Visiblement, l’affreux gnome fut enjoué de la réaction d’Ybeild, puisqu’il le félicita avec verve et complaisance, jurant sur Yuimen qu’il était avant tout là pour nous aider. Et enfin, alors que le paysan polémiquait sur ce qu’il venait de dire, arguant qu’il ne tiendrait pas longtemps à parler avec de telles futilités langagières, Pipapoum se jeta dans les bras de son jumeau, qui arrivait à la tête d’un groupe, et ils se fondirent l’un dans l’autre pour ne plus former qu’un. Gurth fronça les sourcils, mécontent et soupçonneux. De quelle nature était donc cet être ? Une illusion magique, peut-être. Un artifice créé pour les malmener, ou pour juger de sa fidélité aux divinités sombres, lui qui s’était depuis trop longtemps, peut-être, éloigné de son Temple.
Le groupe qui approchait n’était autre que celui qu’ils avaient quitté quelques instants plus tôt : Le grand Isaac avec le moine évanoui sur le dos, le fennec bipède, la donzelle peu vêtue et le couple. Il avait oublié tous leurs noms, si tant est qu’ils les avaient prononcés. Ils n’étaient que des tas de chairs et d’os, pour l’Ogre, animés de cette atrocité que l’on nomme la vie.
Avec eux se promenait une nouvelle arrivante : une orque repoussante à l’allure guerrière. Une représentante de ce peuple meurtrier et belliqueux à souhait, serviteurs asservis du grand Thimoros, et de sa fille, Oaxaca. Loin de vouloir se présenter, à leur hauteur, elle répliqua à Pipapoum que les présentations n’étaient pas nécessaires, l’enjoignant par là-même à répondre prestement à la question qui, semblait-il, venait d’être posée à ce gnome dégénéré. Elle avait beau sembler revêche, sa crédibilité en prenait un coup, avec le langage abscons et ridicule que lui avait enseigné Pipapoum. Gurth cracha par terre de voir cette garzok se plier aux caprices d’un joueur de tours farceur, et il grogna en la regardant.
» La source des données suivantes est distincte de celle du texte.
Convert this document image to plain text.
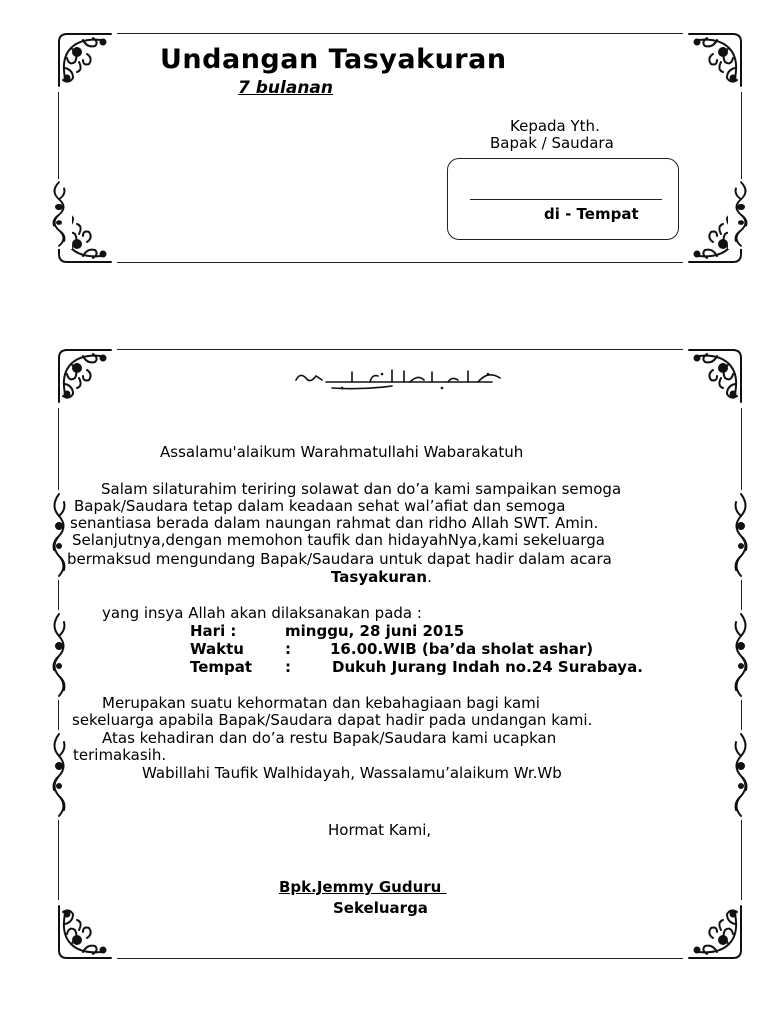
Undangan Tasyakuran
7 bulanan
Kepada Yth.
Bapak / Saudara
di - Tempat
Assalamu'alaikum Warahmatullahi Wabarakatuh
Salam silaturahim teriring solawat dan do’a kami sampaikan semoga
Bapak/Saudara tetap dalam keadaan sehat wal’afiat dan semoga
senantiasa berada dalam naungan rahmat dan ridho Allah SWT. Amin.
Selanjutnya,dengan memohon taufik dan hidayahNya,kami sekeluarga
bermaksud mengundang Bapak/Saudara untuk dapat hadir dalam acara
Tasyakuran.
yang insya Allah akan dilaksanakan pada :
Hari :	minggu, 28 juni 2015
Waktu	:	16.00.WIB (ba’da sholat ashar)
Tempat :	Dukuh Jurang Indah no.24 Surabaya.
Merupakan suatu kehormatan dan kebahagiaan bagi kami
sekeluarga apabila Bapak/Saudara dapat hadir pada undangan kami.
Atas kehadiran dan do’a restu Bapak/Saudara kami ucapkan
terimakasih.
Wabillahi Taufik Walhidayah, Wassalamu’alaikum Wr.Wb
Hormat Kami,
Bpk.Jemmy Guduru
Sekeluarga
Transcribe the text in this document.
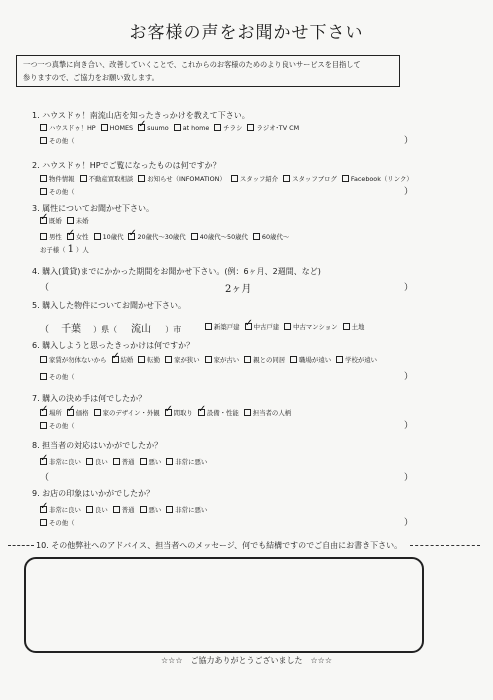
お客様の声をお聞かせ下さい
一つ一つ真摯に向き合い、改善していくことで、これからのお客様のためのより良いサービスを目指して
参りますので、ご協力をお願い致します。
1. ハウスドゥ！南流山店を知ったきっかけを教えて下さい。
ハウスドゥ！HP HOMES ✓ suumo at home チラシ ラジオ･TV CM
その他（	）
2. ハウスドゥ！HPでご覧になったものは何ですか？
物件情報 不動産買取相談 お知らせ（INFOMATION） スタッフ紹介 スタッフブログ Facebook（リンク）
その他（	）
3. 属性についてお聞かせ下さい。
✓既婚 未婚
男性 ✓ 女性 10歳代 ✓ 20歳代〜30歳代 40歳代〜50歳代 60歳代〜
お子様（ 1 ）人
4. 購入(賃貸)までにかかった期間をお聞かせ下さい。(例：6ヶ月、2週間、など)
（	2ヶ月	）
5. 購入した物件についてお聞かせ下さい。
（ 千葉 ）県（ 流山 ）市	新築戸建 ✓ 中古戸建 中古マンション 土地
6. 購入しようと思ったきっかけは何ですか？
家賃が勿体ないから ✓ 結婚 転勤 家が狭い 家が古い 親との同居 職場が遠い 学校が遠い
その他（	）
7. 購入の決め手は何でしたか？
✓場所 ✓ 価格 家のデザイン・外観 ✓ 間取り ✓ 設備・性能 担当者の人柄
その他（	）
8. 担当者の対応はいかがでしたか？
✓非常に良い 良い 普通 悪い 非常に悪い
（	）
9. お店の印象はいかがでしたか？
✓非常に良い 良い 普通 悪い 非常に悪い
その他（	）
10. その他弊社へのアドバイス、担当者へのメッセージ、何でも結構ですのでご自由にお書き下さい。
☆☆☆　ご協力ありがとうございました　☆☆☆
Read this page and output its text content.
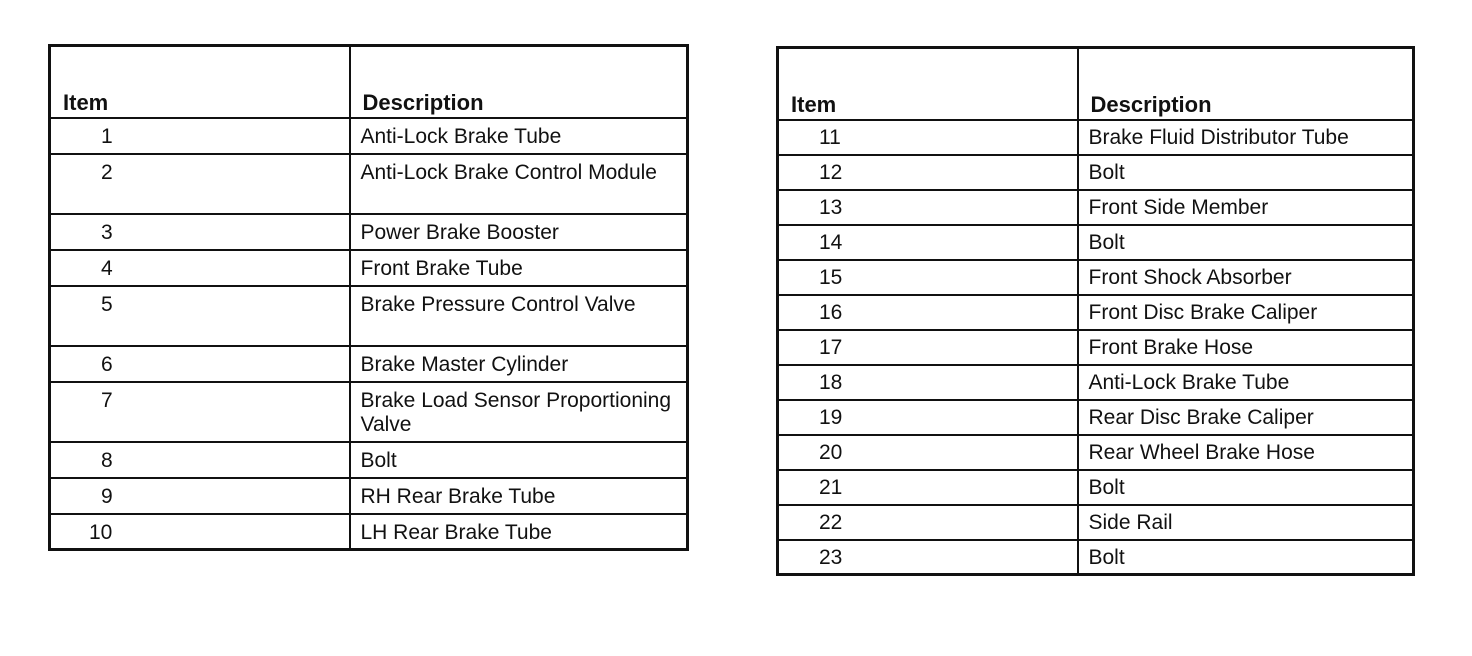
Item	Description
1	Anti-Lock Brake Tube
2	Anti-Lock Brake Control Module
3	Power Brake Booster
4	Front Brake Tube
5	Brake Pressure Control Valve
6	Brake Master Cylinder
7	Brake Load Sensor Proportioning Valve
8	Bolt
9	RH Rear Brake Tube
10	LH Rear Brake Tube
Item	Description
11	Brake Fluid Distributor Tube
12	Bolt
13	Front Side Member
14	Bolt
15	Front Shock Absorber
16	Front Disc Brake Caliper
17	Front Brake Hose
18	Anti-Lock Brake Tube
19	Rear Disc Brake Caliper
20	Rear Wheel Brake Hose
21	Bolt
22	Side Rail
23	Bolt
Un commentaire naquit à cet instant sur sa droite : le paysan kendran venait de lâcher, comme une timide boutade, des inepties inconsidérées. La réaction de l’Ogre ne se fit pas attendre. Émettant un grognement désapprobateur, il lança la main à plat vers l’arrière du crâne chevelu d’Ybeild pour lui donner une tape à l’arrière de la tête. Pas forte, pas pour le blesser, juste pour le ramener à l’ordre, et au respect de l’obèse. Car oui, Gurth était déjà lié aux dieux sombres par l’esprit et le corps. Nul autre sentiment ne pouvait exister pour lui que cette adoration, et la haine qui en découlait.
Gurth, niant toute autre intervention dans le groupe, s’adressa à Isaac d’un ton de mécontentement.
« Alors, qu’est-ce que c’est que ce foutoir ? Vous manquez à votre devoir. Kendra Kâr est-elle donc incapable au point de ne pas pourvoir à la protection de ses propres portes ? »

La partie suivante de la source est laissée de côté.